The regulator late last year released guidelines on how Payment Service Banks will operate to reverse a drop in access to affordable financial products.

Analysts believe the country’s central bank may have realized it can’t rely on lenders alone to achieve its objective of extending services to the 50 million adults still without a bank account in the nation of about 200 million people.

But, with 162 million active lines between the nation’s four wireless carriers, the regulator is opening up the field in a bid to more than double its financial inclusion rate to 80 percent by 2020.

The adoption of mobile money helped grow financial inclusion across sub-Saharan Africa more than 8 percentage points to an average of 43 percent between 2014 and 2017 but in Nigeria the coverage rate dropped nearly 4 percentage points to 39 percent over the same period, according to World Bank data.

Major players in the sector are bracing for increased competition under the new dispensation and telecommunications firms, including South Africa’s MTN Group Ltd., have shown interest in applying for licenses that will allow them, and even supermarket chains, to create units that can collect deposits and maintain savings accounts.

“I don’t think everyone will say, ‘this is the perfect document,”’ said Usoro Anthony Usoro, the general manager of mobile-financial services for MTN Nigeria, the market leader with 67 million mobile subscribers. “It’s a first step towards bringing all players in. We expect that the CBN will keep listening to customers, to potential participants in that space and will keep improving the policy.”

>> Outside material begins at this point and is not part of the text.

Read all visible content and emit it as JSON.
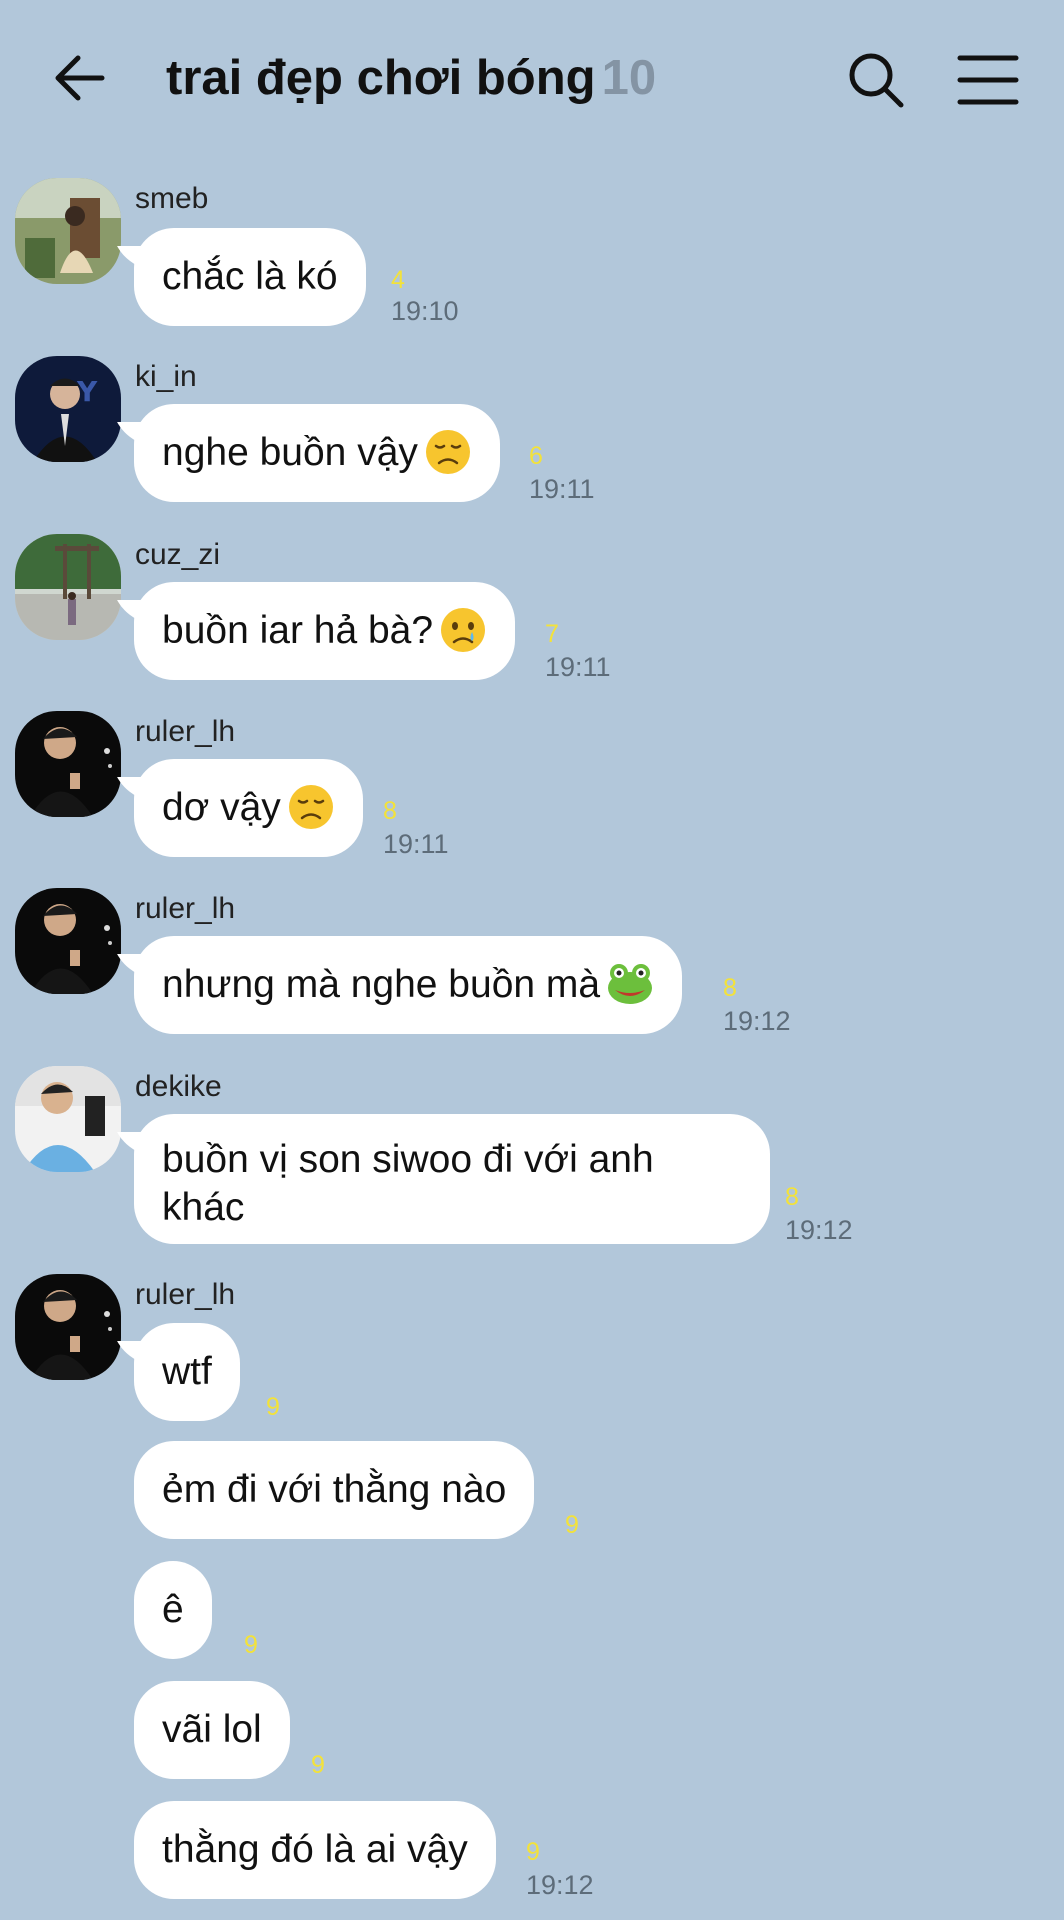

Segun Ogunsanya, CEO of New Delhi-based Bharti Airtel Ltd.’s Nigerian unit calls it “ a win-win for everybody,”.

Airtel Nigeria may apply through an affiliated entity rather than applying for a license directly, he said. Nigeria’s two other main wireless operators, 9mobile and Globacom, with a combined 59 million subscribers as of November, didn’t respond to requests for comment about potential plans to apply for a license.

“These guys are going to grab all the bottom-of-the-pyramid transactions,” said Bismarck Rewane, chief executive officer of Financial Derivatives Co., a risk advisory group based in Lagos. “This is a disruptor to the traditional way of doing things.”

Banks aren’t standing still and are confident they can withstand the competition with their own digital offerings. FBN Holdings Plc’s First Bank of Nigeria is pushing ahead with its digital-banking roll-out, with more than 10,000 agents targeting the unbanked everywhere in the country, according to CEO Adesola Adeduntan, out of the 500,000 agents which the regulator has said are needed to cover Nigeria.

The lenders will need to be on their toes. “Banks will be forced to develop innovative banking services,” said Oluwole Babatope, a senior research analyst at International Data Corp., or risk losing accounts to mobile-phone providers, hurting their revenue.

“As a bank, we can open accounts nationwide using digital financial services, invest the funds across a broad range of asset classes, and, most importantly, we can lend,” said Lagos-based Diamond Bank Plc’s head of corporate communications, Ezechinyere Anyanwu.